Nach der zwölften Belichtung wird der Film vollständig auf die obere Spule weitertransportiert. Danach öffnet man die Kamera erneut und zieht sowohl den oberen Spulenknopf als auch den Transportknopf nach aussen, um die belichtete Filmrolle zu entnehmen. Diese sollte sofort mit einem Klebestreifen. Die nun leere Spule aus der unteren Kammer wird anschliessend als Aufnahmespule in das obere Fach eingesetzt. Und schon ist die Photina Reflex III bereit für den nächsten Film.

Fotografieren mit der Photina Reflex III

Die Photina Reflex III liegt beim Fotografieren angenehm in der Hand. Die wesentlichen Bedienelemente sind ergonomisch gut platziert und lassen sich mit beiden Händen problemlos erreichen, was zu einem erstaunlich flüssigen Arbeitsablauf führt.

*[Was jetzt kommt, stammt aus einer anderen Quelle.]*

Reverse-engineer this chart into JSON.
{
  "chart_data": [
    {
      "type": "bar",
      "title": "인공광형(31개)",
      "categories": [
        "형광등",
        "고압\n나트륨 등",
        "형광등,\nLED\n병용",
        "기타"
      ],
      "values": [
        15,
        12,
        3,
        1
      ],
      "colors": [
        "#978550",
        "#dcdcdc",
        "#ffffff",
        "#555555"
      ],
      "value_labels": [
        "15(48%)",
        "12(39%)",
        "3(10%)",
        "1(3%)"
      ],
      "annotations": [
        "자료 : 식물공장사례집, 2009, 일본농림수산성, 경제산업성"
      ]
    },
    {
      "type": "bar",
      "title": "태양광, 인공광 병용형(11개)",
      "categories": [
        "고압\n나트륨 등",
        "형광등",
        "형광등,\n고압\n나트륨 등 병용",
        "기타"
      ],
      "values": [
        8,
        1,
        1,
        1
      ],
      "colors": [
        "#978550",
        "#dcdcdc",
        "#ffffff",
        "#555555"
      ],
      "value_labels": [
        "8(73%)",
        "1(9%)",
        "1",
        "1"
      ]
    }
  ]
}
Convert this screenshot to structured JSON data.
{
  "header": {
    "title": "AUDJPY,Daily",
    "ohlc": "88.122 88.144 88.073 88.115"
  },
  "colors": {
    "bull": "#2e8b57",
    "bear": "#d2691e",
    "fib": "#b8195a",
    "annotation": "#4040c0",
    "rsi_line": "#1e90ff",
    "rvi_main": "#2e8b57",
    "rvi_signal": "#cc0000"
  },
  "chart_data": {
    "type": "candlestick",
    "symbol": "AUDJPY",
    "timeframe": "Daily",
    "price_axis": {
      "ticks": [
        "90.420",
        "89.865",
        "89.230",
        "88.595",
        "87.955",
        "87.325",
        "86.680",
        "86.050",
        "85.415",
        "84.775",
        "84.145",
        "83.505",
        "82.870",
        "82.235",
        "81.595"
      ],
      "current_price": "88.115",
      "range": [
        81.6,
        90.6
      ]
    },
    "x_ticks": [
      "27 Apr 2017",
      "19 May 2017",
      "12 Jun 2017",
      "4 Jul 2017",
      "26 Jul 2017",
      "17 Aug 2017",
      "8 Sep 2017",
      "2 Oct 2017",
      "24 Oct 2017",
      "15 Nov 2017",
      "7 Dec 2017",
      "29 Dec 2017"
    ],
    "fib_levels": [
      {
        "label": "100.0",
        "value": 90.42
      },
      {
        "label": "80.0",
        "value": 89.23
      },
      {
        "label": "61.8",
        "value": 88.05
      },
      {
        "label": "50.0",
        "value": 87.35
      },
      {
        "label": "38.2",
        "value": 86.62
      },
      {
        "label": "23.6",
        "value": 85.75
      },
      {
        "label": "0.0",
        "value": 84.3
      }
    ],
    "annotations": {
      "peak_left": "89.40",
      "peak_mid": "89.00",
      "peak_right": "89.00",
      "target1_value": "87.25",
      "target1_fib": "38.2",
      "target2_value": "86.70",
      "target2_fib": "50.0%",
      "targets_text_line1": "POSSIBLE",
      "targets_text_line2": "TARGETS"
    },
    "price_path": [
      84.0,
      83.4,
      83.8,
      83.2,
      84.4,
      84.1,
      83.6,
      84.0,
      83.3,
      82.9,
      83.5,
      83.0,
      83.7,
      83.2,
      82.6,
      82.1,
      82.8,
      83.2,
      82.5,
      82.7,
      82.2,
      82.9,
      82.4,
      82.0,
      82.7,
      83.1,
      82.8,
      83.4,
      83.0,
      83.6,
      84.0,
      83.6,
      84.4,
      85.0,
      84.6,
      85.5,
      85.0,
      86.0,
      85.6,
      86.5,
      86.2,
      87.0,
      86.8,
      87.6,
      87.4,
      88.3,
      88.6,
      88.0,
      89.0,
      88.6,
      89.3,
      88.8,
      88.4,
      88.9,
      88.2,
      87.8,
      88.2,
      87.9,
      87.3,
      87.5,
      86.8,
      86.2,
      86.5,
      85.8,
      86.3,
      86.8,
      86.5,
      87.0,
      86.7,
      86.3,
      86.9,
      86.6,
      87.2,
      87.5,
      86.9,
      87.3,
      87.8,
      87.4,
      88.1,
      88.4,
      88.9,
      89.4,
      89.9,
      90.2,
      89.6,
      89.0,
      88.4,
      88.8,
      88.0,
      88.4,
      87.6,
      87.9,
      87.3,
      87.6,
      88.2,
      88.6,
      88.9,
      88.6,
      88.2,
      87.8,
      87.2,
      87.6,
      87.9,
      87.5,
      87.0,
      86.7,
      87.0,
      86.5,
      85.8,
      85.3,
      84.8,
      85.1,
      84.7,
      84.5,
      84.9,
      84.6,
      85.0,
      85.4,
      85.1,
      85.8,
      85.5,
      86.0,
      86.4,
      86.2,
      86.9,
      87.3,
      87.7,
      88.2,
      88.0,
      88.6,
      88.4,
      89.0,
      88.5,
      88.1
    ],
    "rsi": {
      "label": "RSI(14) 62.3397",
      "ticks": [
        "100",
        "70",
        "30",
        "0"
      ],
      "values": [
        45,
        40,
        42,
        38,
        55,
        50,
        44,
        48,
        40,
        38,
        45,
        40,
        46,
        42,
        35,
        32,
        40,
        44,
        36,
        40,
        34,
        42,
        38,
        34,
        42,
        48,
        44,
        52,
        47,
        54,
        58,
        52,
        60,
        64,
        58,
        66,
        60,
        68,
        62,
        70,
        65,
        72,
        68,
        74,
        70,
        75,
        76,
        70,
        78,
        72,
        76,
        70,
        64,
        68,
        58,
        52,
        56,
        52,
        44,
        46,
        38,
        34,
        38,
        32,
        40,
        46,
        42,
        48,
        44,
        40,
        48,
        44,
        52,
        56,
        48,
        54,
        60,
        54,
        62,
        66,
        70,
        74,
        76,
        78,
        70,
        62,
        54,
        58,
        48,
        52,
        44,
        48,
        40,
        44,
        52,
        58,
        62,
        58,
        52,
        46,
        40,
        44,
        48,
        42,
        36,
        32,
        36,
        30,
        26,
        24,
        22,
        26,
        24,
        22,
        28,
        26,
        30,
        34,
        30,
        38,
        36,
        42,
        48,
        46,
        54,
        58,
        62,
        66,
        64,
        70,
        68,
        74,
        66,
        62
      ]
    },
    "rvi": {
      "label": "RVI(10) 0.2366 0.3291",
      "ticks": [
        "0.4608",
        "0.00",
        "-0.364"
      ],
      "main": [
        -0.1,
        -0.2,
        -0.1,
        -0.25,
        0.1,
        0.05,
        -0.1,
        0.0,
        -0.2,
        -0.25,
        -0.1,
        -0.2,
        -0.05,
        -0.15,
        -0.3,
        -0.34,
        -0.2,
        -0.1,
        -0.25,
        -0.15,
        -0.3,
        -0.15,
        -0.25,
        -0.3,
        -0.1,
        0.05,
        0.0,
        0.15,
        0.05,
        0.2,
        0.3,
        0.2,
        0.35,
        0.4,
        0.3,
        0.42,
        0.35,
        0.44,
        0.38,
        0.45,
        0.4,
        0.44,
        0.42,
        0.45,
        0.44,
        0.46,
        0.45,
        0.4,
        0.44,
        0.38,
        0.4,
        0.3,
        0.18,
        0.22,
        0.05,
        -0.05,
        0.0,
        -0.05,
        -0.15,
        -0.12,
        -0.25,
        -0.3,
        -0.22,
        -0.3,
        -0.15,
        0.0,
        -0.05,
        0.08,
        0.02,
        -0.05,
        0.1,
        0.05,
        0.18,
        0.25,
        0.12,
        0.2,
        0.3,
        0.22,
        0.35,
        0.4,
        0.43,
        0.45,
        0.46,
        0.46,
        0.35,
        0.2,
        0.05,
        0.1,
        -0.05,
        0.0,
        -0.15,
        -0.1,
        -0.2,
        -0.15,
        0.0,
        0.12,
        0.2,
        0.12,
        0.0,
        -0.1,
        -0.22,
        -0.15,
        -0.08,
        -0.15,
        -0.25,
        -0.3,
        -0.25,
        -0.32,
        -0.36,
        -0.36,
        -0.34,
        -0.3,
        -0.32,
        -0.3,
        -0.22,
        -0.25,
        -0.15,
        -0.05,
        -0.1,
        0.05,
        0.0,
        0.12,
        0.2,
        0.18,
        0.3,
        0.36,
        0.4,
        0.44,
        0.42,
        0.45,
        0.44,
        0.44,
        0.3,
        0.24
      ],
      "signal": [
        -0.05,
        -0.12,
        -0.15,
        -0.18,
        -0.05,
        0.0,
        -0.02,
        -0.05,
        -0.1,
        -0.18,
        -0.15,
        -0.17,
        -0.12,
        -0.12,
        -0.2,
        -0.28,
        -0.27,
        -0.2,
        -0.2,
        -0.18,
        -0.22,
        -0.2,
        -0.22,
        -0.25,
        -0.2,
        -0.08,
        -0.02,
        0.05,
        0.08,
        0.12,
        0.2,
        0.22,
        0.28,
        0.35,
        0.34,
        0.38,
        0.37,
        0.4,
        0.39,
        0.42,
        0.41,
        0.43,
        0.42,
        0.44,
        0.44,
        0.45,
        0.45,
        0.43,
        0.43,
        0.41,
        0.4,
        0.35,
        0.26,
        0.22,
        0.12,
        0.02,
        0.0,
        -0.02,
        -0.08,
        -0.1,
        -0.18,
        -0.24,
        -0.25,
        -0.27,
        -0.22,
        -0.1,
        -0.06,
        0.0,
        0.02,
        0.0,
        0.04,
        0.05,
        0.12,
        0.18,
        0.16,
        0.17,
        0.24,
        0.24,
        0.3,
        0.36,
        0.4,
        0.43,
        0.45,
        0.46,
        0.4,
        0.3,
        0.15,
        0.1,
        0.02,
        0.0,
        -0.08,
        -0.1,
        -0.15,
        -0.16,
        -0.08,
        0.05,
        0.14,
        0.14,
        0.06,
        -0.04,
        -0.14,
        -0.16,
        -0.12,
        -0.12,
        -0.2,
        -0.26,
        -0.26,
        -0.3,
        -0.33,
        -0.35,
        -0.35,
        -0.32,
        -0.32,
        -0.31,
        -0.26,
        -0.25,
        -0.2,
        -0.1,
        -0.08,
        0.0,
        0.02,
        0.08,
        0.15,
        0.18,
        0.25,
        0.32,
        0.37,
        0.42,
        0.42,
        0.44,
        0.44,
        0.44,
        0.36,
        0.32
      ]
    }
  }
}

Nach der Belichtungsmessung mit einer App auf dem Smartphone kippe ich die Kamera leicht nach links, um die Skalen für Verschlusszeit und Blende einsehen zu können. Mit Zeigefinger und Daumen der linken Hand stelle ich dann beide Werte ein. Die Distanz fokussiere ich mit beiden Daumen über den Zahnkranz am Aufnahmeobjektiv. Beim Film, den ich für diesen Beitrag belichtet habe, kam es bei zwei Aufnahmen offenbar zu einer ungewollten Verstellung der Verschlusszeit während des Fokussierens, ein Punkt, auf den ich künftig bewusster achten werde.

Der Schachtsucher ist hell und ermöglicht in den meisten Situationen eine zuverlässige Kontrolle von Fokus und Bildausschnitt. Lediglich bei starkem Sonnenlicht kann es vorkommen, dass zu viel Licht in den Sucherschacht fällt und das Scharfstellen des Motivs erschwert.

Trotz ihrer einfachen Ausstattung liefert die Photina Reflex III eine beachtliche Bildqualität. Die unten gezeigten Beispielbilder sprechen für sich. Aufgenommen wurden sie auf Kentmere 100, entwickelt in HC-110 von Adox und zuletzt mit SilverFast 9 gescannt. In den Bildecken ist eine deutliche Vignettierung sichtbar, doch aus meiner Sicht stört sie nicht. Im Gegenteil: Sie trägt zum charakteristischen Look und Charme dieser TLR-Kamera aus den 1950er-Jahren bei.